ON THE ODES, DESCRIPTIVE AND ALLEGORICAL.
The genius of Collins was capable of every degree of excellence in lyric poetry, and perfectly qualified for that high province of the muse. Possessed of a native ear for all the varieties of harmony and modulation, susceptible of the finest feelings of tenderness and humanity, but, above all, carried away by that high enthusiasm which gives to imagination its strongest colouring, he was at once capable of soothing the ear with the melody of his numbers, of influencing the passions by the force of his pathos, and of gratifying the fancy by the luxury of description.
In consequence of these powers, but, more particularly, in consideration of the last, he chose such subjects for his lyric essays as were most favourable for the indulgence of description and allegory; where he could exercise his powers in moral and personal painting; where he could exert his invention in conferring new attributes 119 on images or objects already known, and described by a determinate number of characteristics; where he might give an uncommon éclat to his figures, by placing them in happier attitudes, or in more advantageous lights, and introduce new forms from the moral and intellectual world into the society of impersonated beings.

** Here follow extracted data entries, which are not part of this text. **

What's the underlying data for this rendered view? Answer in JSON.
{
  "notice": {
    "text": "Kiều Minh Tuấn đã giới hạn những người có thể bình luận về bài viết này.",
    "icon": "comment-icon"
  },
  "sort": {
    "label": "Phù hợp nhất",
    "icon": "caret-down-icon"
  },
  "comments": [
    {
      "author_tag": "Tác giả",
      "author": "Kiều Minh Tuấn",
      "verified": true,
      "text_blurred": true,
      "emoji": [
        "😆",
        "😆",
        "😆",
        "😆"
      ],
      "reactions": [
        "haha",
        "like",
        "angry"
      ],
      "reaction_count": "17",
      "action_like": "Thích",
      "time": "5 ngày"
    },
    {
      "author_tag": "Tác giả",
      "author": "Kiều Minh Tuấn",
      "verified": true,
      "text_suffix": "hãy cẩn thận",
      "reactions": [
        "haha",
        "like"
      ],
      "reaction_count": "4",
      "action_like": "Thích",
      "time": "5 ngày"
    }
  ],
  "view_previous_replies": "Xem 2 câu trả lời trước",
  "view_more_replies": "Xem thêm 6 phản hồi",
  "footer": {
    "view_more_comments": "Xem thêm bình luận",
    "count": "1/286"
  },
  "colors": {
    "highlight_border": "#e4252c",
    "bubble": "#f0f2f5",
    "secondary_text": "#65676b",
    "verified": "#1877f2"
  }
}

Such, no doubt, were the privileges which the poet expected, and such were the advantages he derived from the descriptive and allegorical nature of his themes.
It seems to have been the whole industry of our author, (and it is, at the same time, almost all the claim to moral excellence his writings can boast,) to promote the influence of the social virtues, by painting them in the fairest and happiest lights.
| “Melior fieri tuendo” |
would be no improper motto to his poems in general; but of his lyric poems it seems to be the whole moral tendency and effect. If, therefore, it should appear to some readers, that he has been more industrious to cultivate description than sentiment, it may be observed, that his descriptions themselves are sentimental, and answer the whole end of that species of writing, by embellishing every feature of virtue, and by conveying, through the effects of the pencil, the finest moral lessons to the mind.

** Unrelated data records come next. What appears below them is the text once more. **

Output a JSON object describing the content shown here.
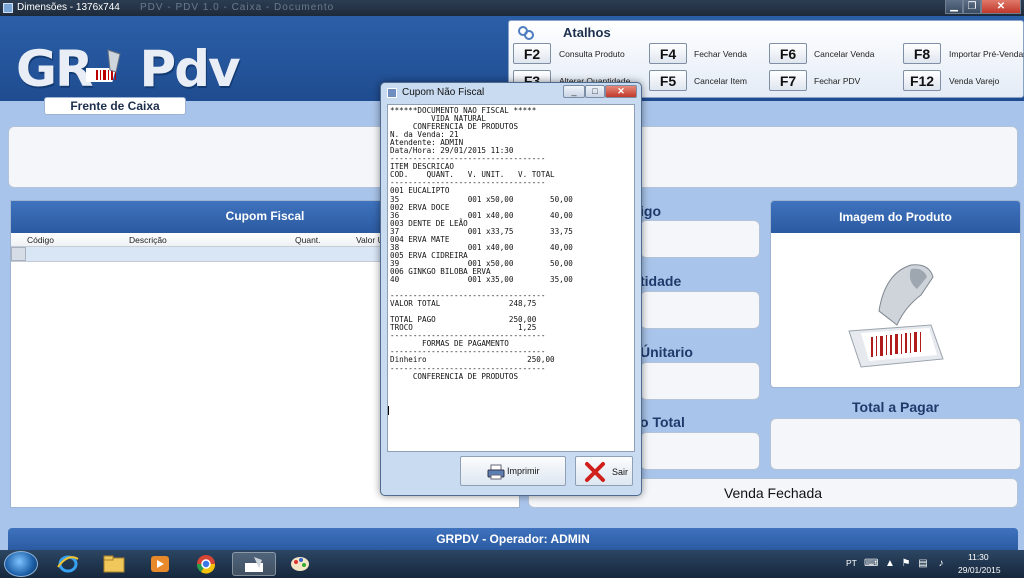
{
  "window": {
    "title": "Dimensões - 1376x744",
    "faded_titles": "PDV - PDV 1.0 - Caixa   -   Documento",
    "min_label": "▁",
    "max_label": "❐",
    "close_label": "✕"
  },
  "brand": {
    "logo_left": "GR",
    "logo_right": "Pdv",
    "subtitle": "Frente de Caixa"
  },
  "atalhos": {
    "title": "Atalhos",
    "shortcuts": [
      {
        "key": "F2",
        "label": "Consulta Produto"
      },
      {
        "key": "F4",
        "label": "Fechar Venda"
      },
      {
        "key": "F6",
        "label": "Cancelar Venda"
      },
      {
        "key": "F8",
        "label": "Importar Pré-Vendas"
      },
      {
        "key": "F3",
        "label": "Alterar Quantidade"
      },
      {
        "key": "F5",
        "label": "Cancelar Item"
      },
      {
        "key": "F7",
        "label": "Fechar PDV"
      },
      {
        "key": "F12",
        "label": "Venda Varejo"
      }
    ]
  },
  "cupom_fiscal": {
    "title": "Cupom Fiscal",
    "columns": [
      "Código",
      "Descrição",
      "Quant.",
      "Valor U"
    ]
  },
  "fields": {
    "codigo": "igo",
    "quantidade": "tidade",
    "valor_unitario": "Únitario",
    "valor_total": "o Total"
  },
  "image_panel": {
    "title": "Imagem do Produto"
  },
  "total_a_pagar": "Total a Pagar",
  "status": "Venda Fechada",
  "footer": "GRPDV - Operador: ADMIN",
  "dialog": {
    "title": "Cupom Não Fiscal",
    "receipt_lines": [
      "******DOCUMENTO NAO FISCAL *****",
      "         VIDA NATURAL",
      "     CONFERENCIA DE PRODUTOS",
      "N. da Venda: 21",
      "Atendente: ADMIN",
      "Data/Hora: 29/01/2015 11:30",
      "----------------------------------",
      "ITEM DESCRICAO",
      "COD.    QUANT.   V. UNIT.   V. TOTAL",
      "----------------------------------",
      "001 EUCALIPTO",
      "35               001 x50,00        50,00",
      "002 ERVA DOCE",
      "36               001 x40,00        40,00",
      "003 DENTE DE LEÃO",
      "37               001 x33,75        33,75",
      "004 ERVA MATE",
      "38               001 x40,00        40,00",
      "005 ERVA CIDREIRA",
      "39               001 x50,00        50,00",
      "006 GINKGO BILOBA ERVA",
      "40               001 x35,00        35,00",
      "",
      "----------------------------------",
      "VALOR TOTAL               248,75",
      "",
      "TOTAL PAGO                250,00",
      "TROCO                       1,25",
      "----------------------------------",
      "       FORMAS DE PAGAMENTO",
      "----------------------------------",
      "Dinheiro                      250,00",
      "----------------------------------",
      "     CONFERENCIA DE PRODUTOS"
    ],
    "print_label": "Imprimir",
    "exit_label": "Sair"
  },
  "taskbar": {
    "lang": "PT",
    "time": "11:30",
    "date": "29/01/2015"
  }
}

Horace speaks of the fidelity of the ear in preference to the uncertainty of the eye; but if the mind receives conviction, it is certainly of very little importance through what medium, or by which of the senses it is conveyed. The impressions left on the imagination may possibly be thought less durable than the deposits of the memory, but it may very well admit of a question, whether a conclusion of reason, or an impression of imagination, will soonest make it sway to the heart. A moral precept, conveyed in words, is only an account of truth in its effects; a moral picture is truth exemplified; and which is most likely to gain upon the affections, it may not be difficult to determine.

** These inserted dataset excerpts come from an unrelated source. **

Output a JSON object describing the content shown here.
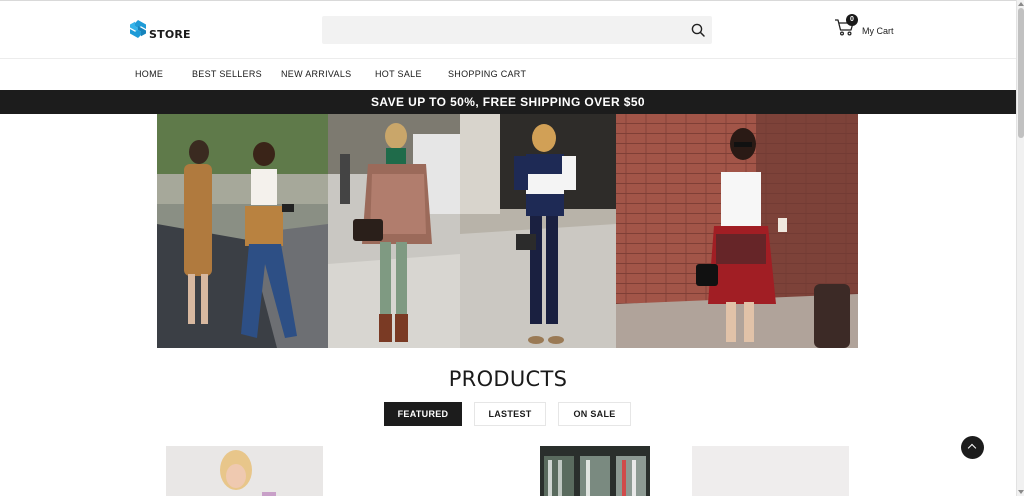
{
  "header": {
    "logo_text": "STORE",
    "search": {
      "placeholder": "",
      "value": ""
    },
    "cart": {
      "count": "0",
      "label": "My Cart"
    }
  },
  "nav": {
    "items": [
      "HOME",
      "BEST SELLERS",
      "NEW ARRIVALS",
      "HOT SALE",
      "SHOPPING CART"
    ]
  },
  "promo": {
    "text": "SAVE UP TO 50%, FREE SHIPPING OVER $50"
  },
  "products": {
    "title": "PRODUCTS",
    "tabs": [
      "FEATURED",
      "LASTEST",
      "ON SALE"
    ],
    "active_tab": "FEATURED"
  },
  "icons": {
    "logo": "store-logo-icon",
    "search": "search-icon",
    "cart": "shopping-cart-icon",
    "back_to_top": "chevron-up-icon"
  },
  "colors": {
    "accent_dark": "#1c1c1c",
    "logo_blue": "#1e9bd7",
    "search_bg": "#f2f2f2"
  }
}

This, however, must be allowed, that those works approach the nearest to perfection which unite these powers and advantages; which at once influence the imagination, and engage the memory; the former by the force of animated and striking description, the latter by a brief, but harmonious conveyance of precept: thus, while the heart is influenced through the operation of the passions or the fancy, the effect, which might otherwise have been transient, is secured by the coöperating power of the memory, which treasures up in a short aphorism the moral of the scene.